The thing you have to understand about Nantes, the French city I am from, is that its unofficial motto is: “Well, I don’t see why not”.
That’s what I call it anyway. When I was growing up it seemed normal. I remember being 13 and seeing an appeal, from an arts company partly funded by the city, for grand pianos that people no longer needed. Their idea was simple: they had built a piano catapult and wanted to see what would happen if they chucked a piano from the piano catapult. Some people duly donated their unwanted instruments and I, like many others, went to watch the experiment in action.
It was very brief, very loud and great fun. They have done it several other times since then: a video can helpfully be found on YouTube. There may have been some grander purpose at play but, really, I do think they just had a silly idea and wanted to try it out.
Nantes’s eccentricities don’t stop there; a few Christmasses ago, I went home to find that Place Royale, one of our main squares, had been filled with hundreds of lifesize statues. Another time, the square featured a large ship “crashing” into the fountain. Last summer, I had a cocktail in a tiki bar, which had been installed in the parking lot in front of the airport.
How did all these things come into being? Again, it’s hard not to picture an eccentric aide walking into the mayor’s office, pitching their madcap idea, and being told that “well, I don’t see why not”. It’s a delight.
It also goes beyond charming whimsy. A few weeks ago, I walked to my grandparents’ flat on Christmas Eve. The short hop from the tramway stop usually involves crossing a small and depressing park, but this time I noticed something. Was this..? Yes, they’d put a vegetable patch in the middle of it. Of course they had.
I read the sign and went online to find more information. “Paysages nourriciers” – “nurturing landscapes” – was, it turned out, first launched in the lockdown of 2020. It now features 25 “solidaire” vegetable patches, dotted across town.
In 2022, the city’s gardeners and volunteers managed to produce 19 tons of vegetables, most of which they gave away for free to 1,200 families in need. The rest of the produce was used to organise what they called “papote et popote” events, where anyone could turn up, cook, then chat away with their neighbours while eating.
It’s one of those projects that feels nearly too good to be true. People harmed by the cost of living crisis get free healthy food; people with too much time on their hands but no access to nature get to do some gardening and feel useful; lonely people can turn up and meet others from their area; residents across town benefit from walking past lovely vegetable patches.
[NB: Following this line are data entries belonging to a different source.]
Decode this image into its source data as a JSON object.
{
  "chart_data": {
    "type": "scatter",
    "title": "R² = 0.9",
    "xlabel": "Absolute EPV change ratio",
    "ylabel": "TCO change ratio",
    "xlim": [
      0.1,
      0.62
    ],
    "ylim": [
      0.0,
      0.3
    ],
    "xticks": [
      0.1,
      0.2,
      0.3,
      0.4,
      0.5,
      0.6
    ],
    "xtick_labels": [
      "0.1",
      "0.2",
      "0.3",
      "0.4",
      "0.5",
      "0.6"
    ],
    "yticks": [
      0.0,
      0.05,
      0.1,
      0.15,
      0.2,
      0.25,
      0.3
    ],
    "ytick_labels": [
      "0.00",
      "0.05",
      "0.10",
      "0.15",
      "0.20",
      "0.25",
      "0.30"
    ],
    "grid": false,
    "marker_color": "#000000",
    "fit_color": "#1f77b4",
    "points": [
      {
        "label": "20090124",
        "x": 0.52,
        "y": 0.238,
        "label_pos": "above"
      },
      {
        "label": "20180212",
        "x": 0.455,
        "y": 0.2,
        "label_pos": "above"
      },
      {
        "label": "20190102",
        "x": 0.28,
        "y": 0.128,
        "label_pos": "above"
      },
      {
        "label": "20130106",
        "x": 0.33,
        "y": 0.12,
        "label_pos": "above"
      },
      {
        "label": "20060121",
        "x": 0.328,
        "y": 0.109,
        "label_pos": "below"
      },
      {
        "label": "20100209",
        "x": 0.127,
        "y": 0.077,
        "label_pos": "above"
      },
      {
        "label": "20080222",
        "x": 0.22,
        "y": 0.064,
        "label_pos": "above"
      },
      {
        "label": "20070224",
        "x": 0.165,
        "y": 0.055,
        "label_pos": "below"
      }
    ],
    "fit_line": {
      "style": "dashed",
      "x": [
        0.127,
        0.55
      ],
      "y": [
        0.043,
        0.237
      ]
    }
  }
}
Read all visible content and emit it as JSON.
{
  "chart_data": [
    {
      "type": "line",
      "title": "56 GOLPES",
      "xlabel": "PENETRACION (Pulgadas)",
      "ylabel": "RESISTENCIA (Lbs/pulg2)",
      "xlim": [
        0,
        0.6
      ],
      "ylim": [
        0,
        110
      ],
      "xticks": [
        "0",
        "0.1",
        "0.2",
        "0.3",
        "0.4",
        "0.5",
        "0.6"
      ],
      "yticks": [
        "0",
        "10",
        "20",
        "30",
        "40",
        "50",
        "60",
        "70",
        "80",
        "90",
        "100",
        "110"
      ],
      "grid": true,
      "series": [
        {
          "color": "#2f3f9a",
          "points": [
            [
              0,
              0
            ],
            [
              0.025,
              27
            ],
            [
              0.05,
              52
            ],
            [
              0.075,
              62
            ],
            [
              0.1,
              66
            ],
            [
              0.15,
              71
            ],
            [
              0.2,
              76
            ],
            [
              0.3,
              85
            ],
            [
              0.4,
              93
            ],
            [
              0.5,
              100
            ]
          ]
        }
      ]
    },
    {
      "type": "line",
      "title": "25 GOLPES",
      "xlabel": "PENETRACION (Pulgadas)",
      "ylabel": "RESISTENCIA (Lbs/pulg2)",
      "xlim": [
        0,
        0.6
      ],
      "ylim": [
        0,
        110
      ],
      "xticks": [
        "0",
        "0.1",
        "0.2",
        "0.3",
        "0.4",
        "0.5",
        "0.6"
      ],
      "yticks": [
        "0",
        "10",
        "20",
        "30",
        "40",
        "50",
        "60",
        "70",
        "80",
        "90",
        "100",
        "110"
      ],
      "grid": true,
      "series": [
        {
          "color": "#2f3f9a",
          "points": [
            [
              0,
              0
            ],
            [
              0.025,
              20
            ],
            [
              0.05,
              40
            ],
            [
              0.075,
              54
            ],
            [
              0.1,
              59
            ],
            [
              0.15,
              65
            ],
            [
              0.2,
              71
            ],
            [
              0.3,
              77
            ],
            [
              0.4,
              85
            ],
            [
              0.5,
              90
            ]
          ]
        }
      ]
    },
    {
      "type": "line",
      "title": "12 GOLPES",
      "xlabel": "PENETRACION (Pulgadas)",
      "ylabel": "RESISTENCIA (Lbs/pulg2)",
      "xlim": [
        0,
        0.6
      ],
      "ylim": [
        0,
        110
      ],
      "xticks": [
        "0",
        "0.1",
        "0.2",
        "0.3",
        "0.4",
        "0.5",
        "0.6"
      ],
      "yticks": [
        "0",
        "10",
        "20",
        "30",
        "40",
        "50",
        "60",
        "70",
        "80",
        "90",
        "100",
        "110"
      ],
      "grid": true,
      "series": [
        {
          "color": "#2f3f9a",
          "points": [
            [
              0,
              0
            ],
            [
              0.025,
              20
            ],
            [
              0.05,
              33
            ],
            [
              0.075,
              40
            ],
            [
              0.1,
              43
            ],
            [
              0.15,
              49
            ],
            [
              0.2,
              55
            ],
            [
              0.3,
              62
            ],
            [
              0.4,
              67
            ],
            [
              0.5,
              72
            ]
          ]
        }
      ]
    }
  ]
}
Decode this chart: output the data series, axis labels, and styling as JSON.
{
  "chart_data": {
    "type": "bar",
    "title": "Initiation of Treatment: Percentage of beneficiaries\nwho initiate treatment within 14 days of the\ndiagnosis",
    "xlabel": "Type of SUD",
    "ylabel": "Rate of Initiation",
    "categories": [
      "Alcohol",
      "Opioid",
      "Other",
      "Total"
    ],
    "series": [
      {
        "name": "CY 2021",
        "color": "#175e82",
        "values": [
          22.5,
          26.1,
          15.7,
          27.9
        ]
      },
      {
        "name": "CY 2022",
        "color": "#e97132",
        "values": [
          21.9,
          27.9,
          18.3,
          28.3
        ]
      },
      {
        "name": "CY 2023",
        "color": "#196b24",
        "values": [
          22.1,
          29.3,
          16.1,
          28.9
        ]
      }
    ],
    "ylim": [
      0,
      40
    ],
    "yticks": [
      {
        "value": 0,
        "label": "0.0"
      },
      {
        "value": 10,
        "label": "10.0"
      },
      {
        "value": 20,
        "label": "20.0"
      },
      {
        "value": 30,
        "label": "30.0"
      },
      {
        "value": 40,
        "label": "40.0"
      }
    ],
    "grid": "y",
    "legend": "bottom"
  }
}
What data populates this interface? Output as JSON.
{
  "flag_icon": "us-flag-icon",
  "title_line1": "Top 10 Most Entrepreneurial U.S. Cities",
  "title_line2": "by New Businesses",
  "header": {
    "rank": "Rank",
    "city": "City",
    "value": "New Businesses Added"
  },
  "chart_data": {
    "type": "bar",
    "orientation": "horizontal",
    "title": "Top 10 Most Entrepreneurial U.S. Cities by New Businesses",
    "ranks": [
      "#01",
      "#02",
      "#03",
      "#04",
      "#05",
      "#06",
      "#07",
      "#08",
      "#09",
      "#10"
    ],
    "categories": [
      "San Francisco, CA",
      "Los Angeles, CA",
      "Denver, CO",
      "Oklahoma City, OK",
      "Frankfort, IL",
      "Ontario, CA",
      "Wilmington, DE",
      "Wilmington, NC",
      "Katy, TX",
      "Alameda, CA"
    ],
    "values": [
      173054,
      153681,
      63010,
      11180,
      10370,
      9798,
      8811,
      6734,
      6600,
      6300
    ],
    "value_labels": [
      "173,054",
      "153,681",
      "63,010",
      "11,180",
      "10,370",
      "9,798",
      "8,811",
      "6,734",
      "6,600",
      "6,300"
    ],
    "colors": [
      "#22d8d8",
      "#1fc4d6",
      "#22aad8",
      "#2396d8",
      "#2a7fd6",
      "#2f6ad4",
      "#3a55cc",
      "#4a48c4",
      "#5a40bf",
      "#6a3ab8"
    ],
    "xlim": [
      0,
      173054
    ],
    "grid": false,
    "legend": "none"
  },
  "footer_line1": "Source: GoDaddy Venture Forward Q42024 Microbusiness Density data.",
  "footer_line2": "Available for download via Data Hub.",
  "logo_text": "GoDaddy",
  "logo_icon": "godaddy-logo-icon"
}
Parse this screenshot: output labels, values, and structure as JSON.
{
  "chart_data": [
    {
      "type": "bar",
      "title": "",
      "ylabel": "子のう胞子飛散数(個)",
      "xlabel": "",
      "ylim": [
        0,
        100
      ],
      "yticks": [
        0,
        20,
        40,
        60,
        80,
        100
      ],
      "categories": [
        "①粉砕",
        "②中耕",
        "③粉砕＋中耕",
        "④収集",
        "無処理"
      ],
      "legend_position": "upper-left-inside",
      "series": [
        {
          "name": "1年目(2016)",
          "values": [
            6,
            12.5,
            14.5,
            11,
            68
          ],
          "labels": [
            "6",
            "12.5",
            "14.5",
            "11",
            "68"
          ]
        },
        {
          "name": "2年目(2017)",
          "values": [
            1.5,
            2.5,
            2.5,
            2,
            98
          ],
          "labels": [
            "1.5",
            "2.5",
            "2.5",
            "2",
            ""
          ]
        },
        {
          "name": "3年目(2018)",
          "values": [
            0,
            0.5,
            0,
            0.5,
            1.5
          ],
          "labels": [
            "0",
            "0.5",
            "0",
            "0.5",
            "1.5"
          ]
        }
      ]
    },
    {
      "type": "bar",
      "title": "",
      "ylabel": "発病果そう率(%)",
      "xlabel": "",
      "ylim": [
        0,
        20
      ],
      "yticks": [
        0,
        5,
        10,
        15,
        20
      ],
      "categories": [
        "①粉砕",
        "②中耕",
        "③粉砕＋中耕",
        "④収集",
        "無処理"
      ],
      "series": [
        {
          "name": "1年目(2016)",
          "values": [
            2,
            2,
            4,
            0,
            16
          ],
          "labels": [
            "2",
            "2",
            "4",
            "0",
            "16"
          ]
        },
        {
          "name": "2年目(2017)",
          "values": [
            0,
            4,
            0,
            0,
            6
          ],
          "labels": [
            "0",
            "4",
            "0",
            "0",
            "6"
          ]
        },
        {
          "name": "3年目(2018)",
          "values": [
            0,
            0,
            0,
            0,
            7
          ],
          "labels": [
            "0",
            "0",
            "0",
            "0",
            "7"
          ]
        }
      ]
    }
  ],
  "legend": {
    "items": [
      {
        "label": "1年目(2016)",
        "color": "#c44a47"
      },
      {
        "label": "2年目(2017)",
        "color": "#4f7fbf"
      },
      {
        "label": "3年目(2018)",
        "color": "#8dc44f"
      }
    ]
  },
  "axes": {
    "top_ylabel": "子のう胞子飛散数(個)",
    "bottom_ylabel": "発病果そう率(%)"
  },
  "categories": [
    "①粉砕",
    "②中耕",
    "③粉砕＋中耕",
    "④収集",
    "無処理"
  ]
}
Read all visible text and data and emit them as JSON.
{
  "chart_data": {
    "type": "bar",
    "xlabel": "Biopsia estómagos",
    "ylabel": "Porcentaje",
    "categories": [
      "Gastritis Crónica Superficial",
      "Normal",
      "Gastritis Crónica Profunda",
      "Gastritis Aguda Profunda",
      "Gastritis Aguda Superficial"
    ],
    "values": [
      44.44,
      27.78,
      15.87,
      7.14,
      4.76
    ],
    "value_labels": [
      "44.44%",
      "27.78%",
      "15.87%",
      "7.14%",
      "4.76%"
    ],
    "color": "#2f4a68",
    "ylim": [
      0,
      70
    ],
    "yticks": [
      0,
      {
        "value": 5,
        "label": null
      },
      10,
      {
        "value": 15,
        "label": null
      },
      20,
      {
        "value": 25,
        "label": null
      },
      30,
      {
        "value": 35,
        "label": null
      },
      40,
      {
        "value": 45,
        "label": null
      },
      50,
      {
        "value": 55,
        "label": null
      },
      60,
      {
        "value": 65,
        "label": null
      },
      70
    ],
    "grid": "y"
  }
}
Somehow, everybody wins – even the people who moved out many years ago but still want to see their hometown doing well.
Still, it was a slightly bittersweet experience for me. I love London with all my heart, as I’ve written in this column countless times, but it doesn’t currently feel like a place in which something like “paysages nourriciers” could happen. Sadiq Khan has been a fundamentally decent mayor, but he just doesn’t strike me as a “well, I don’t see why not” kind of guy. If he is, he’s been hiding it well.
Then again, maybe it’s not his fault; Britain doesn’t really feel like a “well, I don’t see why not” kind of place at the moment. If anything, any attempt to make life more bearable by way of useful whimsy would probably get shot down as cosmopolitan nonsense.
Politics, especially on social media, has turned into a neverending contest to find out just how dour life ought to be. Any suggestion that everyone deserves some charm and sense of community in their life will be treated as unserious at best, and dangerously socialist at worst.
It is a depressing state of affairs, especially given the current state of the country. Heaven knows we could all do with some charm right now. I know I definitely could.
Who wants to help me grow some carrots?